Prior to making this collection available online, access to these critical and high-demand records required manual requests for document copies that could take time for the archive to locate and provide. Now, people will be able to view both Holocaust and Nazi persecution related archives to identify immigrants leaving Germany and other European ports as well as “non-citizens” persecuted in occupied territories.
Specifically, the collection includes:
• Africa, Asia and Europe Passenger Lists of Displaced Persons (1946-1971): This collection tracks people relocated by the war as they journeyed to rebuild their lives. It includes displaced persons leaving Germany and other European ports and airports between 1946-1971. The majority of the immigrants listed in this collection are displaced persons: Holocaust survivors, former concentration camp inmates and forced laborers, as well as refugees from Central and Eastern European countries and certain non-European countries.

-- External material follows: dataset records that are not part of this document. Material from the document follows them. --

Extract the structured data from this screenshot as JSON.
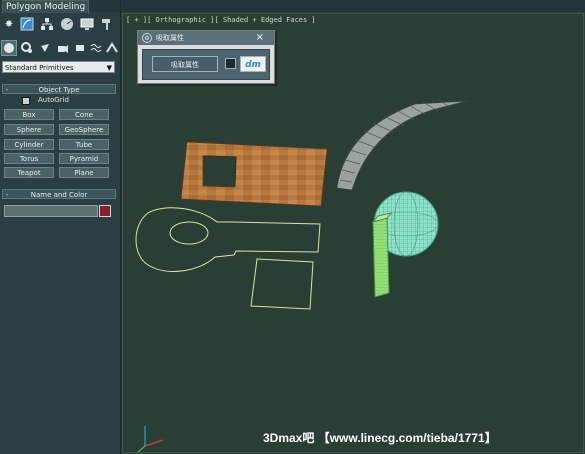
{
  "ribbon": {
    "tab_label": "Polygon Modeling"
  },
  "command_panel": {
    "dropdown_value": "Standard Primitives",
    "object_type": {
      "header": "Object Type",
      "sign": "-",
      "autogrid_label": "AutoGrid",
      "buttons": [
        "Box",
        "Cone",
        "Sphere",
        "GeoSphere",
        "Cylinder",
        "Tube",
        "Torus",
        "Pyramid",
        "Teapot",
        "Plane"
      ]
    },
    "name_and_color": {
      "header": "Name and Color",
      "sign": "-",
      "swatch_color": "#8a1e2f"
    }
  },
  "viewport": {
    "label": "[ + ][ Orthographic ][ Shaded + Edged Faces ]"
  },
  "dialog": {
    "title": "吸取属性",
    "button_label": "吸取属性",
    "close_glyph": "×",
    "logo_text": "dm"
  },
  "watermark": "3Dmax吧 【www.linecg.com/tieba/1771】",
  "colors": {
    "viewport_bg": "#2b3e35",
    "panel_bg": "#2a3e44",
    "wood": "#b8793f",
    "shape_line": "#d7e7a6",
    "sphere": "#6be3cf",
    "box_green": "#93e07a"
  }
}
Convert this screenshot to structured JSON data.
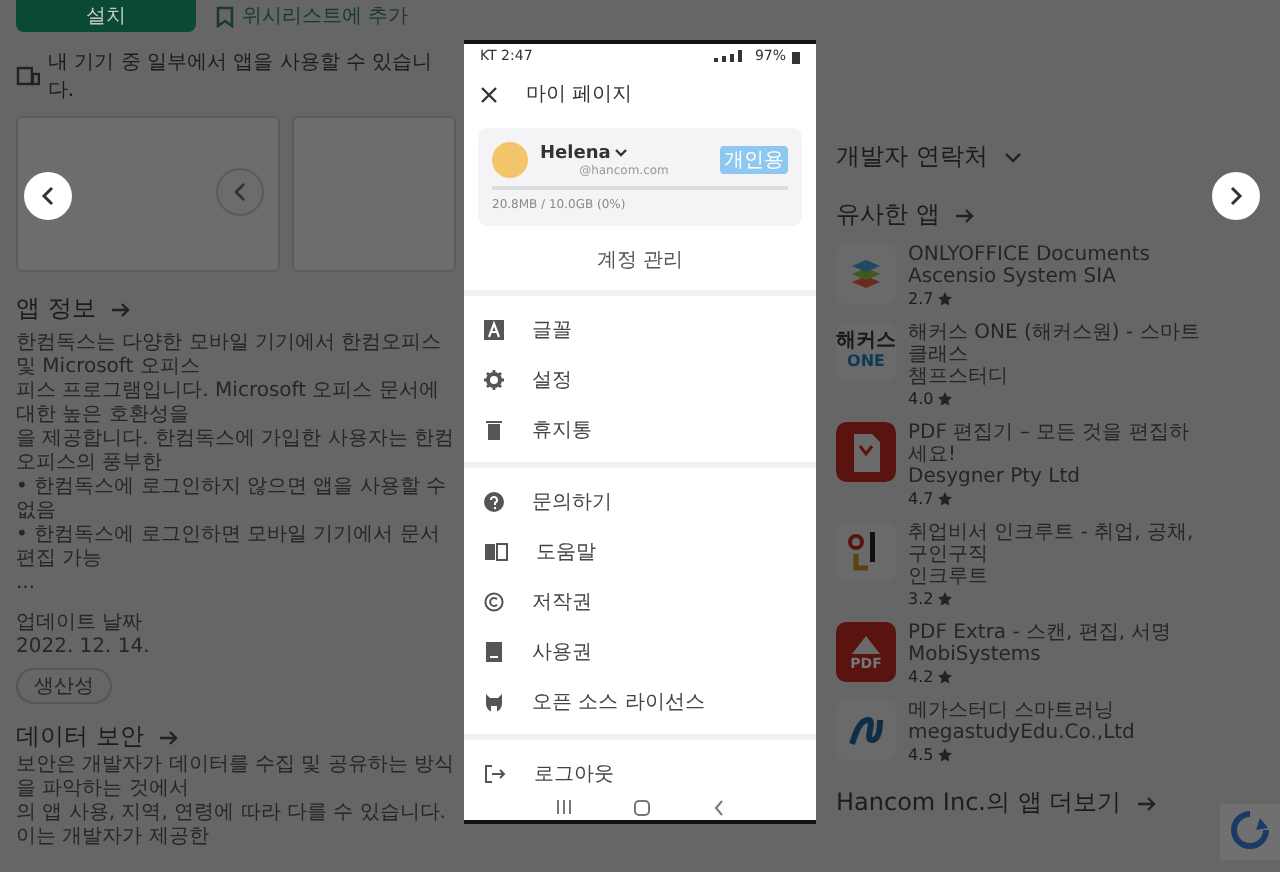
{
  "store_page": {
    "install_button": "설치",
    "wishlist_button": "위시리스트에 추가",
    "device_note": "내 기기 중 일부에서 앱을 사용할 수 있습니다.",
    "about": {
      "title": "앱 정보",
      "lines": [
        "한컴독스는 다양한 모바일 기기에서 한컴오피스 및 Microsoft 오피스",
        "피스 프로그램입니다. Microsoft 오피스 문서에 대한 높은 호환성을",
        "을 제공합니다. 한컴독스에 가입한 사용자는 한컴오피스의 풍부한",
        "• 한컴독스에 로그인하지 않으면 앱을 사용할 수 없음",
        "• 한컴독스에 로그인하면 모바일 기기에서 문서 편집 가능",
        "..."
      ]
    },
    "updated_label": "업데이트 날짜",
    "updated_date": "2022. 12. 14.",
    "category_chip": "생산성",
    "data_safety": {
      "title": "데이터 보안",
      "lines": [
        "보안은 개발자가 데이터를 수집 및 공유하는 방식을 파악하는 것에서",
        "의 앱 사용, 지역, 연령에 따라 다를 수 있습니다. 이는 개발자가 제공한"
      ]
    },
    "developer_contact": "개발자 연락처",
    "similar_apps": {
      "title": "유사한 앱",
      "apps": [
        {
          "kind": "layers",
          "name": "ONLYOFFICE Documents",
          "developer": "Ascensio System SIA",
          "rating": "2.7"
        },
        {
          "kind": "wordmark",
          "icon_text": [
            "해커스",
            "ONE"
          ],
          "name": "해커스 ONE (해커스원) - 스마트 클래스",
          "developer": "챔프스터디",
          "rating": "4.0"
        },
        {
          "kind": "document",
          "name": "PDF 편집기 – 모든 것을 편집하세요!",
          "developer": "Desygner Pty Ltd",
          "rating": "4.7"
        },
        {
          "kind": "shapes",
          "name": "취업비서 인크루트 - 취업, 공채, 구인구직",
          "developer": "인크루트",
          "rating": "3.2"
        },
        {
          "kind": "triangle",
          "icon_text": [
            "PDF"
          ],
          "name": "PDF Extra - 스캔, 편집, 서명",
          "developer": "MobiSystems",
          "rating": "4.2"
        },
        {
          "kind": "swirl",
          "name": "메가스터디 스마트러닝",
          "developer": "megastudyEdu.Co.,Ltd",
          "rating": "4.5"
        }
      ]
    },
    "more_from": "Hancom Inc.의 앱 더보기"
  },
  "screenshot_viewer": {
    "status_bar": {
      "carrier_time": "KT 2:47",
      "battery": "97%"
    },
    "title": "마이 페이지",
    "account": {
      "name": "Helena",
      "email": "@hancom.com",
      "plan": "개인용",
      "storage": "20.8MB / 10.0GB (0%)",
      "level": 0
    },
    "manage_account": "계정 관리",
    "menu_groups": [
      [
        {
          "kind": "font",
          "label": "글꼴"
        },
        {
          "kind": "gear",
          "label": "설정"
        },
        {
          "kind": "trash",
          "label": "휴지통"
        }
      ],
      [
        {
          "kind": "question",
          "label": "문의하기"
        },
        {
          "kind": "book-open",
          "label": "도움말"
        },
        {
          "kind": "copyright",
          "label": "저작권"
        },
        {
          "kind": "notebook",
          "label": "사용권"
        },
        {
          "kind": "cat",
          "label": "오픈 소스 라이선스"
        }
      ],
      [
        {
          "kind": "exit",
          "label": "로그아웃"
        }
      ]
    ]
  }
}
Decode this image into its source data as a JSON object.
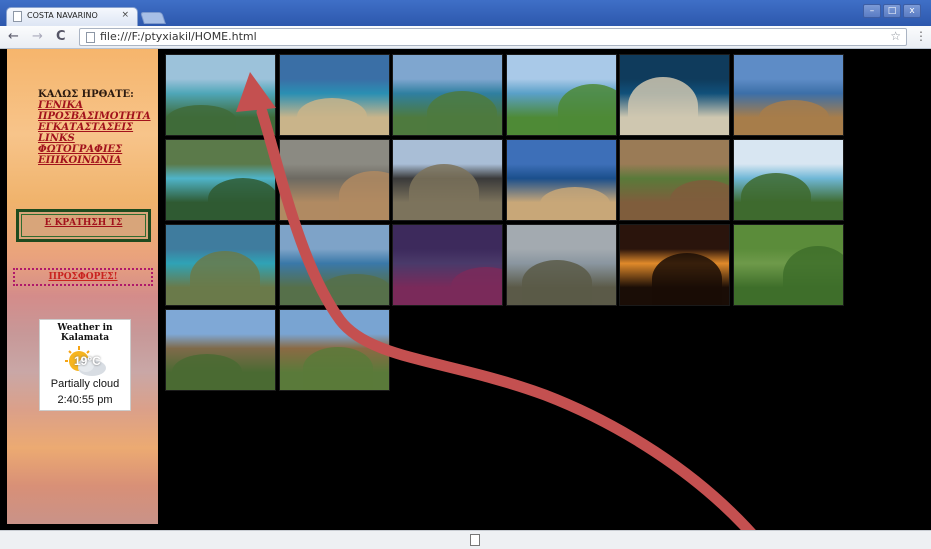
{
  "browser": {
    "tab_title": "COSTA NAVARINO",
    "tab_close": "×",
    "url": "file:///F:/ptyxiakil/HOME.html",
    "back_icon": "back-arrow-icon",
    "forward_icon": "forward-arrow-icon",
    "reload_icon": "reload-icon",
    "star_icon": "bookmark-star-icon",
    "back": "←",
    "forward": "→",
    "reload": "C",
    "star": "☆",
    "min": "–",
    "max": "□",
    "close": "x"
  },
  "sidebar": {
    "welcome": "ΚΑΛΩΣ ΗΡΘΑΤΕ:",
    "menu": [
      {
        "label": "ΓΕΝΙΚΑ"
      },
      {
        "label": "ΠΡΟΣΒΑΣΙΜΟΤΗΤΑ"
      },
      {
        "label": "ΕΓΚΑΤΑΣΤΑΣΕΙΣ"
      },
      {
        "label": "LINKS"
      },
      {
        "label": "ΦΩΤΟΓΡΑΦΙΕΣ"
      },
      {
        "label": "ΕΠΙΚΟΙΝΩΝΙΑ"
      }
    ],
    "reserve_label": "Ε ΚΡΑΤΗΣΗ ΤΣ",
    "offers_label": "ΠΡΟΣΦΟΡΕΣ!",
    "weather": {
      "title_line1": "Weather in",
      "title_line2": "Kalamata",
      "temperature": "19°C",
      "condition": "Partially cloud",
      "time": "2:40:55 pm"
    }
  },
  "gallery": {
    "photos": [
      {
        "name": "bay-aerial",
        "sky": "#9cc2da",
        "land": "#3f6b3a",
        "sea": "#4fa6b8"
      },
      {
        "name": "voidokilia-beach",
        "sky": "#3a6fa6",
        "land": "#c9b48a",
        "sea": "#2a8fb3"
      },
      {
        "name": "lagoon-spit",
        "sky": "#7fa6cf",
        "land": "#4e7a3e",
        "sea": "#2f7fa0"
      },
      {
        "name": "golf-coast",
        "sky": "#a9c9e8",
        "land": "#4e8a36",
        "sea": "#5aa0c8"
      },
      {
        "name": "island-aerial",
        "sky": "#0f3b5c",
        "land": "#cfc7b0",
        "sea": "#10507a"
      },
      {
        "name": "methoni-castle-tower",
        "sky": "#5e8cc6",
        "land": "#a77d4a",
        "sea": "#3c6fa8"
      },
      {
        "name": "waterfall",
        "sky": "#5b7a4a",
        "land": "#2f5a32",
        "sea": "#4fb4c9"
      },
      {
        "name": "castle-colonnade",
        "sky": "#8b8a82",
        "land": "#b08a62",
        "sea": "#6d6a62"
      },
      {
        "name": "ancient-theater",
        "sky": "#a9bed6",
        "land": "#7c735c",
        "sea": "#3a3a3a"
      },
      {
        "name": "sea-rock-islet",
        "sky": "#3d6fb8",
        "land": "#c8a778",
        "sea": "#1b4f8c"
      },
      {
        "name": "stone-archway",
        "sky": "#9a7b56",
        "land": "#7f5d3c",
        "sea": "#5a7a3a"
      },
      {
        "name": "long-beach",
        "sky": "#d8e6f2",
        "land": "#3e6a2e",
        "sea": "#6fb7d6"
      },
      {
        "name": "cove-aerial",
        "sky": "#3f7c9e",
        "land": "#6a7a4a",
        "sea": "#2fa3b6"
      },
      {
        "name": "harbour-town",
        "sky": "#7ea3c8",
        "land": "#56704a",
        "sea": "#3a78a8"
      },
      {
        "name": "purple-field",
        "sky": "#3d2a5c",
        "land": "#7a2a5a",
        "sea": "#4a3a6a"
      },
      {
        "name": "lagoon-reflection",
        "sky": "#a3aab0",
        "land": "#5b5a48",
        "sea": "#8a96a0"
      },
      {
        "name": "sunset-sea",
        "sky": "#2a140c",
        "land": "#1a0d06",
        "sea": "#e08a2a"
      },
      {
        "name": "monastery-hills",
        "sky": "#5b8c3a",
        "land": "#3e6e2a",
        "sea": "#6e9a4a"
      },
      {
        "name": "village-cypress",
        "sky": "#7fa8d6",
        "land": "#4a6a32",
        "sea": "#7f6a4a"
      },
      {
        "name": "byzantine-church",
        "sky": "#79a4d2",
        "land": "#5a7a3a",
        "sea": "#8a6a44"
      }
    ]
  }
}
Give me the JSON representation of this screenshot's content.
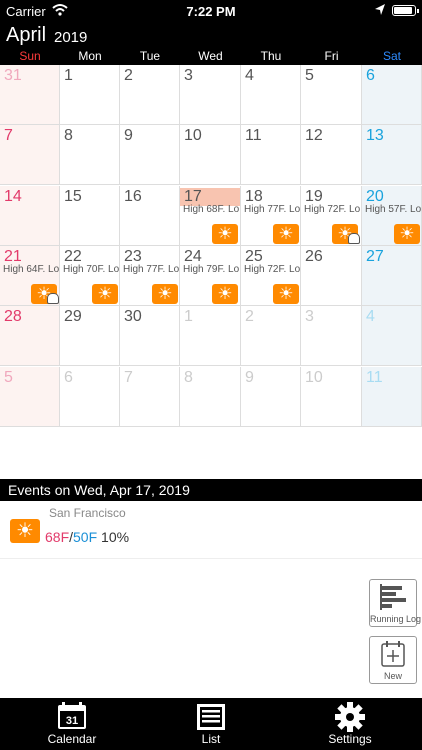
{
  "status_bar": {
    "carrier": "Carrier",
    "time": "7:22 PM"
  },
  "header": {
    "month": "April",
    "year": "2019"
  },
  "weekdays": [
    {
      "label": "Sun",
      "color": "#ff3b3b"
    },
    {
      "label": "Mon",
      "color": "#ffffff"
    },
    {
      "label": "Tue",
      "color": "#ffffff"
    },
    {
      "label": "Wed",
      "color": "#ffffff"
    },
    {
      "label": "Thu",
      "color": "#ffffff"
    },
    {
      "label": "Fri",
      "color": "#ffffff"
    },
    {
      "label": "Sat",
      "color": "#2f8cff"
    }
  ],
  "weeks": [
    [
      {
        "day": "31",
        "faded": true
      },
      {
        "day": "1"
      },
      {
        "day": "2"
      },
      {
        "day": "3"
      },
      {
        "day": "4"
      },
      {
        "day": "5"
      },
      {
        "day": "6"
      }
    ],
    [
      {
        "day": "7"
      },
      {
        "day": "8"
      },
      {
        "day": "9"
      },
      {
        "day": "10"
      },
      {
        "day": "11"
      },
      {
        "day": "12"
      },
      {
        "day": "13"
      }
    ],
    [
      {
        "day": "14"
      },
      {
        "day": "15"
      },
      {
        "day": "16"
      },
      {
        "day": "17",
        "today": true,
        "forecast": "High 68F. Lo",
        "icon": "sun"
      },
      {
        "day": "18",
        "forecast": "High 77F. Lo",
        "icon": "sun"
      },
      {
        "day": "19",
        "forecast": "High 72F. Lo",
        "icon": "sun-cloud"
      },
      {
        "day": "20",
        "forecast": "High 57F. Lo",
        "icon": "sun"
      }
    ],
    [
      {
        "day": "21",
        "forecast": "High 64F. Lo",
        "icon": "sun-cloud"
      },
      {
        "day": "22",
        "forecast": "High 70F. Lo",
        "icon": "sun"
      },
      {
        "day": "23",
        "forecast": "High 77F. Lo",
        "icon": "sun"
      },
      {
        "day": "24",
        "forecast": "High 79F. Lo",
        "icon": "sun"
      },
      {
        "day": "25",
        "forecast": "High 72F. Lo",
        "icon": "sun"
      },
      {
        "day": "26"
      },
      {
        "day": "27"
      }
    ],
    [
      {
        "day": "28"
      },
      {
        "day": "29"
      },
      {
        "day": "30"
      },
      {
        "day": "1",
        "faded": true
      },
      {
        "day": "2",
        "faded": true
      },
      {
        "day": "3",
        "faded": true
      },
      {
        "day": "4",
        "faded": true
      }
    ],
    [
      {
        "day": "5",
        "faded": true
      },
      {
        "day": "6",
        "faded": true
      },
      {
        "day": "7",
        "faded": true
      },
      {
        "day": "8",
        "faded": true
      },
      {
        "day": "9",
        "faded": true
      },
      {
        "day": "10",
        "faded": true
      },
      {
        "day": "11",
        "faded": true
      }
    ]
  ],
  "events": {
    "header": "Events on Wed, Apr 17, 2019",
    "items": [
      {
        "place": "San Francisco",
        "high": "68F",
        "sep": "/",
        "low": "50F",
        "precip": "10%",
        "icon": "sun"
      }
    ]
  },
  "side_buttons": {
    "running_log": "Running Log",
    "new": "New"
  },
  "tabs": [
    {
      "label": "Calendar",
      "icon": "calendar-icon"
    },
    {
      "label": "List",
      "icon": "list-icon"
    },
    {
      "label": "Settings",
      "icon": "gear-icon"
    }
  ],
  "colors": {
    "accent_orange": "#ff8a00",
    "today_highlight": "#f8c4b0",
    "sunday": "#e23a6a",
    "saturday": "#1aa3dd"
  }
}
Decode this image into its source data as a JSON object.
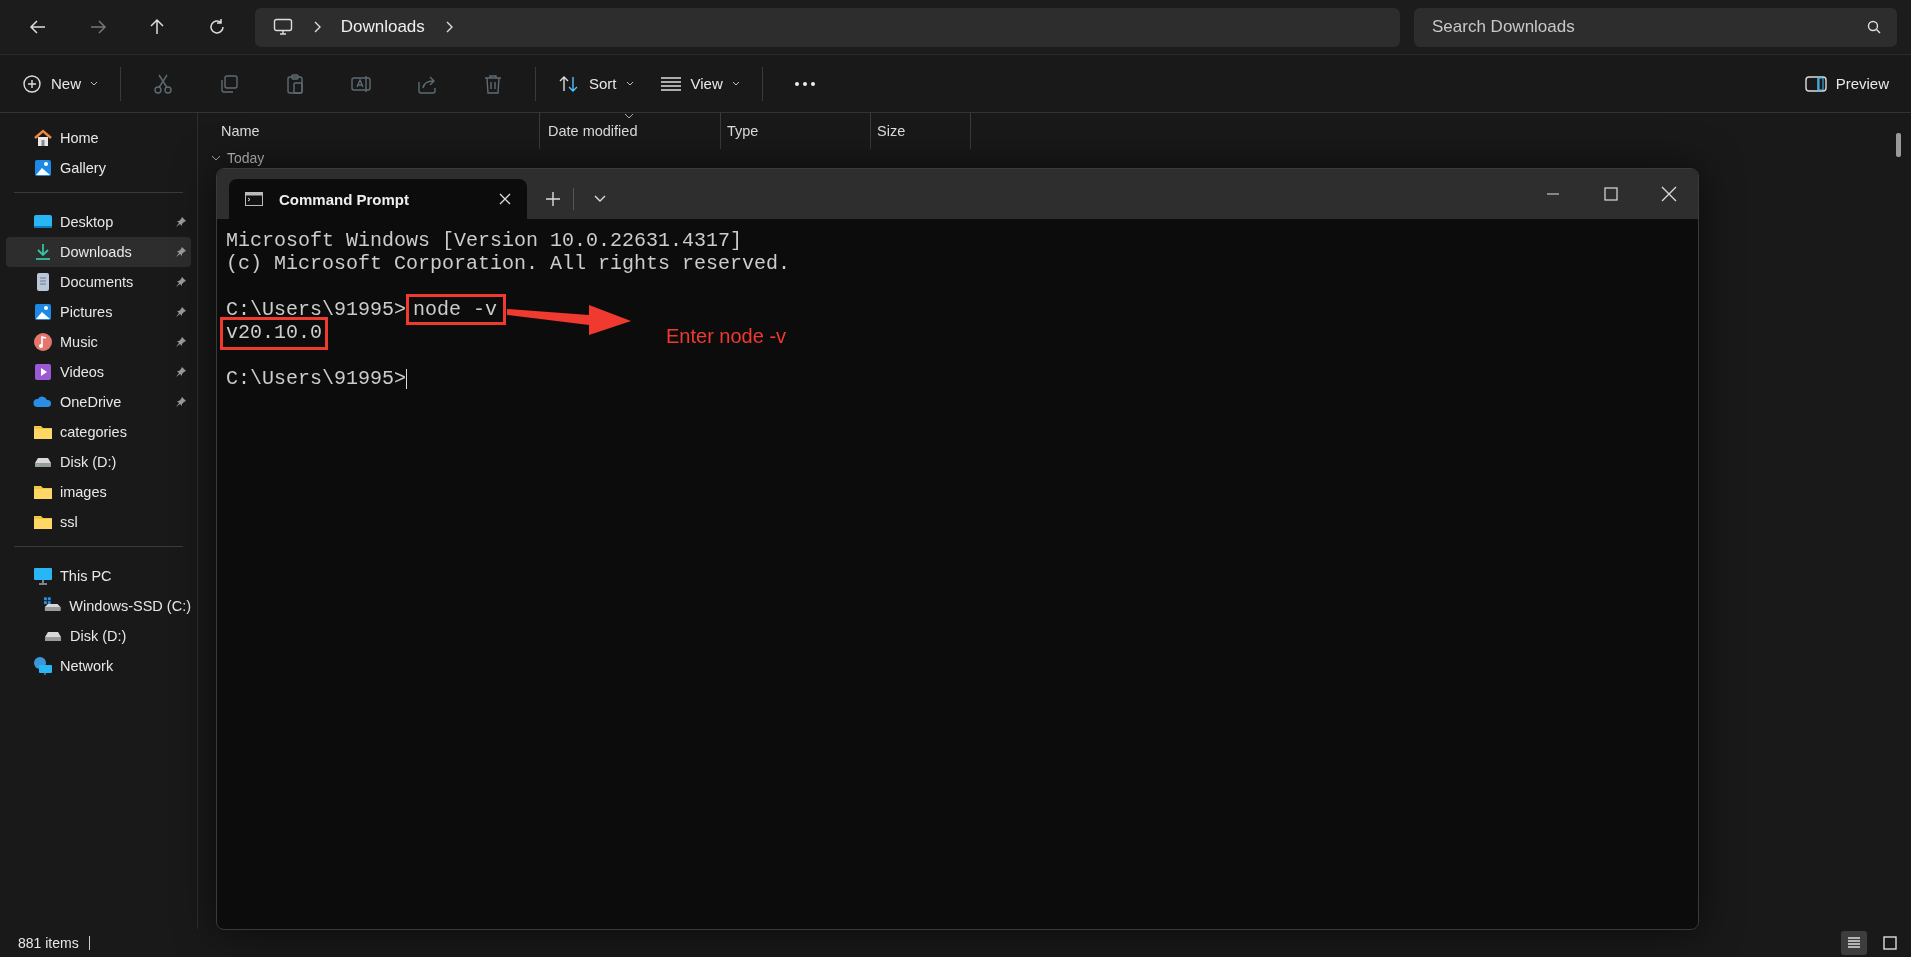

• Europe, Registration of Foreigners and German Individuals Persecuted (1939-1947): Registers of those living in Germany and German occupied territories with non-German citizenship, stateless persons and also German Jews. This collection is not restricted to people who were incarcerated in camps or other locations. These documents may also include information on those who died, including burial information.
“We are proud to be working with Ancestry on this important project. They have been a respectful and trusted partner in helping to break down some of the barriers for people seeking information about their families,” said Floriane Azoulay, director of Arolsen Archives. “With the number of Holocaust survivors dwindling every day, it is more important than ever to ensure these records live on.”
Copies of the indexed records will also be donated to Arolsen Archives and to the 11-nation International Commission of digital copy holders of the archives including Yad Vashem in Israel and the United States Holocaust Memorial Museum in Washington, D.C., to post on their website as well.
“This collection will help people learn more about the magnitude of the Holocaust, those who lived through it and those who perished as a result of it,” said Howard Hochhauser, Chief Operating Officer at Ancestry. “These records are also deeply personal for me. Because of Arolsen Archives and the U.S. Holocaust Memorial Museum, I was able to unlock a story about my own grandmother’s experiences as a Holocaust survivor in Germany. Sharing her story of strength, struggle and resiliency with my family was a powerful and moving moment, and one I’ll never forget.”